Todos lembramos daquele episódio da oitava temporada de Game of Thrones que se tornou um verdadeiro pesadelo, mesmo em TVs preparadas para isso. "A Casa do Dragão" repetiu a dose com um episódio iluminado naturalmente, testando as capacidades das TVs. Era uma tempestade perfeita (que tem sido repetida em outras séries da HBO, como "Raised by Wolves"): os filmes estão mais escuros, as TVs nem sempre são de última geração... e as plataformas de streaming não transmitem com a melhor qualidade para apreciar nuances em ambientes muito escuros.
Existem elementos que condicionam a qualidade da imagem e que variam de uma plataforma para outra. Em um estudo comparativo que fizemos, e cujas conclusões permanecem válidas, explicamos que os elementos a considerar para avaliar a imagem são uma boa taxa de bits, um bom algoritmo de compressão e um bom codec. Este último, por exemplo, era o que fazia que as cenas escuras de "Game of Thrones" apresentassem artefatos que tornavam a imagem quase ininteligível, antes de a HBO mudar seu antiquado codec por um mais moderno.

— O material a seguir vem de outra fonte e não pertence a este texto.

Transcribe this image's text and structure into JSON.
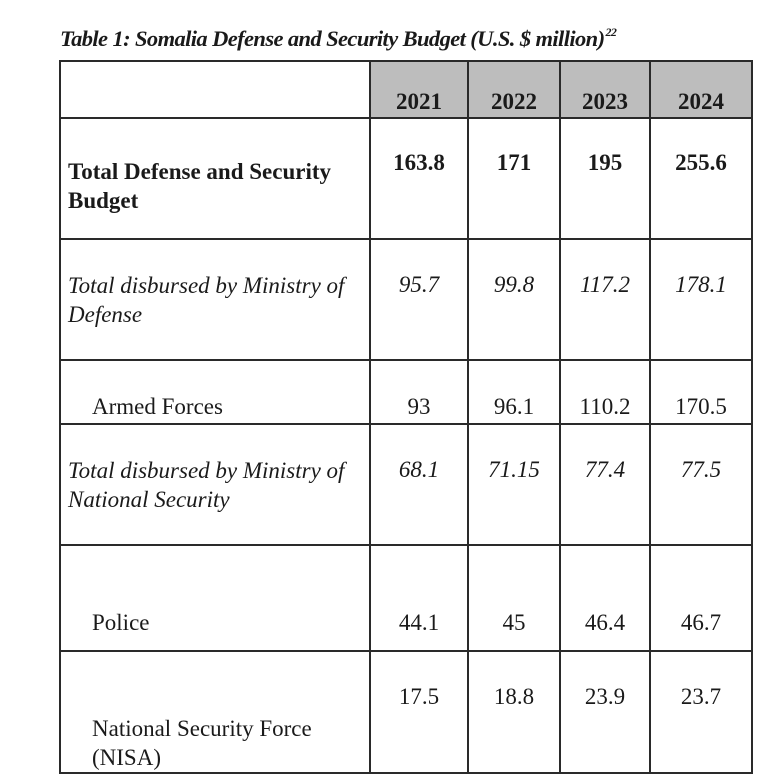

Um futuro com streaming melhor. O fato de existirem plataformas como a Apple TV+ que têm qualidade de imagem notoriamente superior ao resto mostra que há espaço para melhorias. As opções de 4K em plataformas como Netflix, ou a chance de assistir a alguns filmes e séries da HBO Max em alta definição real, mostram que há público para isso. Até lá, teremos que esperar que as plataformas tomem decisões favoráveis à qualidade de imagem e som que oferecem... e esperar que as tendências de filmes que parecem ter sido desenterrados do Mar Menor passem.